Wade was overlooked by Stuart Lancaster until the Lions depleted England’s playing resources and there seems to be no sign that he is held in any higher esteem by Jones. In fact, with Anthony Watson, Jack Nowell, May, Daly, Rokoduguni and Yarde all seemingly preferred, it’s hard to make a case that Wade is even among England’s current third string.
He is a phenomenally gifted player who has rounded off the rough edges in his game well, but if Jones doesn’t see him as a potential squad member, it would feel a wasteful selection. In contrast, if Jones does believe he has the potential to crack the first or second string England sides, then he is a must to tour, such is his ability.
As for Solomona, he has been in scintillating form for Sale and already, just a few months into his return to rugby union, looks like the most natural finisher and best tracker of a ball in the Premiership, save for the France-bound Chris Ashton.

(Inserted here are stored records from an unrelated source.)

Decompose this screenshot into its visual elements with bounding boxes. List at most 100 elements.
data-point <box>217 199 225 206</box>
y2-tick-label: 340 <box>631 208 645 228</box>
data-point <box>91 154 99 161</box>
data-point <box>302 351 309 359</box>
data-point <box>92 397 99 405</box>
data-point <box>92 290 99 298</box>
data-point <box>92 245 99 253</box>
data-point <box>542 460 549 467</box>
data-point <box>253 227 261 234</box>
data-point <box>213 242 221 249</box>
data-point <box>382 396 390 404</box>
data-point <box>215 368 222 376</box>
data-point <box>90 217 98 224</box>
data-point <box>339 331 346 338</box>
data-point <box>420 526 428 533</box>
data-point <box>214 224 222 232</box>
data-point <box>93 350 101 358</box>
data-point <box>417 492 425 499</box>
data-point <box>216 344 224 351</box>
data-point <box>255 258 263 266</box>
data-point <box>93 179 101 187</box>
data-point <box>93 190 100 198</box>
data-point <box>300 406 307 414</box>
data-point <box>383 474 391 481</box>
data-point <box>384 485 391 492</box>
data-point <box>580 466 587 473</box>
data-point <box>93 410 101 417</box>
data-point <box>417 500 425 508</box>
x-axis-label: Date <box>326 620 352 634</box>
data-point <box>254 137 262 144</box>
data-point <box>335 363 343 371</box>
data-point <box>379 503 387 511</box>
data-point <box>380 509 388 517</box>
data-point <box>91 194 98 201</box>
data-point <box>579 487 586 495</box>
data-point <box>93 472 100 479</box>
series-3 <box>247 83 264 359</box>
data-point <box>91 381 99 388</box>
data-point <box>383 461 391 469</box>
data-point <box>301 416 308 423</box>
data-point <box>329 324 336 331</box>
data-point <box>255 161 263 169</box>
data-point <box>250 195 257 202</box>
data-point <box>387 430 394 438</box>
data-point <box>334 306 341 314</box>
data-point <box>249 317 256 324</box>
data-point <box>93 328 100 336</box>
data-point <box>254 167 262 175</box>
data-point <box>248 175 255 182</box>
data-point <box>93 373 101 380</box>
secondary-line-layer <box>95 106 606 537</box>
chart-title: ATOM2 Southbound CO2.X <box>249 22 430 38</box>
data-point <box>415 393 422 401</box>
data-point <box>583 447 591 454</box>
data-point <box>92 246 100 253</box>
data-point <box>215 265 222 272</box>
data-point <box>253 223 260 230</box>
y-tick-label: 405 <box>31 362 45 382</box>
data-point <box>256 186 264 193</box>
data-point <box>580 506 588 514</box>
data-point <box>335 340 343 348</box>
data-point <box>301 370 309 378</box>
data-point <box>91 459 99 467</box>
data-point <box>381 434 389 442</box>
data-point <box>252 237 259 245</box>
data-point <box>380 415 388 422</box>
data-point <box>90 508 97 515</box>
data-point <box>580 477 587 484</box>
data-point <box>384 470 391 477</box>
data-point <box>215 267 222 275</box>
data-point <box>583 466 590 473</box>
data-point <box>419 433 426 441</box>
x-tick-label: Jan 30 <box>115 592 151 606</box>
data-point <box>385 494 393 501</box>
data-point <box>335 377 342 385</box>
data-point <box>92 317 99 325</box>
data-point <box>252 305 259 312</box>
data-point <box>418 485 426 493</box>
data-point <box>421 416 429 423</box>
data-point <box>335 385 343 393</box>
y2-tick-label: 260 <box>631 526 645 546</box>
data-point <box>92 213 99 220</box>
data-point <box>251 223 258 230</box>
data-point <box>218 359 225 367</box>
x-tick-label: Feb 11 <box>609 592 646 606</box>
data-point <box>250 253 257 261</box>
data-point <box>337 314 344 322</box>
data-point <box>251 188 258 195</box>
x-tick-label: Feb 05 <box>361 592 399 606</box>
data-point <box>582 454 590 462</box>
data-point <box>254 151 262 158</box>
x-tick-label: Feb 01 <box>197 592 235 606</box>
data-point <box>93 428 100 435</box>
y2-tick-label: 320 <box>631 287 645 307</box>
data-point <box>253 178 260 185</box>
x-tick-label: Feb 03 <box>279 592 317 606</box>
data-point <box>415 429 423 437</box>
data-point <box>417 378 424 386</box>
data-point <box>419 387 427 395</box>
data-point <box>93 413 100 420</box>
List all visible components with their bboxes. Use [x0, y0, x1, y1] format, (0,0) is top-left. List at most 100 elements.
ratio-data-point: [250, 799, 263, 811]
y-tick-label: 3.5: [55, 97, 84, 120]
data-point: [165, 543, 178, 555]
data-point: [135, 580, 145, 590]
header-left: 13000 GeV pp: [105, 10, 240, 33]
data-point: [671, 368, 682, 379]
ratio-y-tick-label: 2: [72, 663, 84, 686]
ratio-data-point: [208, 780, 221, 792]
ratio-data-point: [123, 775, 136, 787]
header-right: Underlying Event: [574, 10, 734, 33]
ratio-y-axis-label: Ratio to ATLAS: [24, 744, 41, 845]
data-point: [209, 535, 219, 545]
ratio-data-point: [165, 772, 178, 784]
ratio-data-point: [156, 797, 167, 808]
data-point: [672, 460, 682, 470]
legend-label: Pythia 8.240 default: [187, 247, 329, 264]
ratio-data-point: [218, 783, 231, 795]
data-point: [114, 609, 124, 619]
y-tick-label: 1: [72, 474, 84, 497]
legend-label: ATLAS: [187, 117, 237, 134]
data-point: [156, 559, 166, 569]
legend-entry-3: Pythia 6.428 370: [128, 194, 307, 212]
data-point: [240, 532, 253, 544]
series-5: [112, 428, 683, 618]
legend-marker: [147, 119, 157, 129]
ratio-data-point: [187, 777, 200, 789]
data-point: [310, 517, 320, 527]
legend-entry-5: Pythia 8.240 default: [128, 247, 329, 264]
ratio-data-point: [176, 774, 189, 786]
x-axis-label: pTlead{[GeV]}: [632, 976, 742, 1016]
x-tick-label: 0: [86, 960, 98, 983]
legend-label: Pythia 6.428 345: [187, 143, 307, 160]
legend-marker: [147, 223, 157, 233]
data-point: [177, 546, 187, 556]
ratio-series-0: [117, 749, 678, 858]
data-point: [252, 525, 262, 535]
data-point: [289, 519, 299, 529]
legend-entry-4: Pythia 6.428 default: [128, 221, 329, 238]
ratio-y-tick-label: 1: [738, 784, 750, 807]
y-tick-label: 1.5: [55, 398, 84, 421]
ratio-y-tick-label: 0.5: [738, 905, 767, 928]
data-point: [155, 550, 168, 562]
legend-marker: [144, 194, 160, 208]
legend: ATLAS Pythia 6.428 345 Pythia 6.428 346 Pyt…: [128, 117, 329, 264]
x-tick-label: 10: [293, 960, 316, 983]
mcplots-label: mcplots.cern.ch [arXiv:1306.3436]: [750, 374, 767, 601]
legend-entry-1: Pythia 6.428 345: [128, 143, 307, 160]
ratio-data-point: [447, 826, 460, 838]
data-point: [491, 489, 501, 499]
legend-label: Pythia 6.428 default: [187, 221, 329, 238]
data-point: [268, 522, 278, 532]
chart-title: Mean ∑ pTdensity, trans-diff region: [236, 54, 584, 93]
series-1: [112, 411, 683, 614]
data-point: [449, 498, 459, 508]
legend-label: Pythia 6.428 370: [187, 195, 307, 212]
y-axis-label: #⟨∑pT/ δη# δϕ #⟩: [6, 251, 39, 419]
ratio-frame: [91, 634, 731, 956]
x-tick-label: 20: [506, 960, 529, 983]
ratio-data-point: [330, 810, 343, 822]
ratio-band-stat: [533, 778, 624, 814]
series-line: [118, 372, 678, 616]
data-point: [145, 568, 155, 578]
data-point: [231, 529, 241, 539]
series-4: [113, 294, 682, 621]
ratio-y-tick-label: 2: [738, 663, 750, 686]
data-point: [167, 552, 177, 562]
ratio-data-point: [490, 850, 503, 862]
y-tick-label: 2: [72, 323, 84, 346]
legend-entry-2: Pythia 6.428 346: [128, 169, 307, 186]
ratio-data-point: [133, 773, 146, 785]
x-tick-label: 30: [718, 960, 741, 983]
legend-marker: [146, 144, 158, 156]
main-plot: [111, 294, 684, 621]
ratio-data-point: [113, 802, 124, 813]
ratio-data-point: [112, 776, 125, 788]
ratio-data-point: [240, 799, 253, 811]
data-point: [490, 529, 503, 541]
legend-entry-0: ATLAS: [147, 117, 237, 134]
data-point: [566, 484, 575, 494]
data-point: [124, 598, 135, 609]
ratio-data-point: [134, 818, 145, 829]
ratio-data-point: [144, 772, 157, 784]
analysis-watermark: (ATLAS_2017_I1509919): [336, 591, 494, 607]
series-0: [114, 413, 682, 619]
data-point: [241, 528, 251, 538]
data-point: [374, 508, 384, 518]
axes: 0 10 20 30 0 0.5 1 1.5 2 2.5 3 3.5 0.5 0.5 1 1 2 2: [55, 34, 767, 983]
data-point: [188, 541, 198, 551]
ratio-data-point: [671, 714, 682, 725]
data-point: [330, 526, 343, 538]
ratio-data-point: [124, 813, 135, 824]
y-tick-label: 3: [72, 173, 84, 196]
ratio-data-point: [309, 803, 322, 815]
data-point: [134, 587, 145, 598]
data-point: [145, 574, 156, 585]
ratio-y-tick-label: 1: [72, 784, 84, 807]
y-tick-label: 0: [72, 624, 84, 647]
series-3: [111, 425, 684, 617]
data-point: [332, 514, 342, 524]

His well-publicised comments that his heart belongs to New Zealand and Samoa last year still ring loudly and though England would be doing nothing wrong by selecting him, it would not sit well with a lot of people. Jones is in the business of winning rugby matches and not necessarily placating the feelings of the fans, but it may be wise to hold fire on Solomona until next season and he has a slightly longer CV in English rugby.
The trio of May, Rokoduguni and Yarde speak for themselves, as the next guys up after Watson and Nowell on the wings, Haley is the specialist full-back with great potential and Daly, though an England regular, is adapting to a new position and needs more games to continue to acclimatise to it.
Earle brings some X-factor to the group and has looked in clinical form whenever Saracens have turned to him this season. If the goal of this tour is to find players who can challenge and push the England regulars for their spots, then Earle fulfils that criteria completely.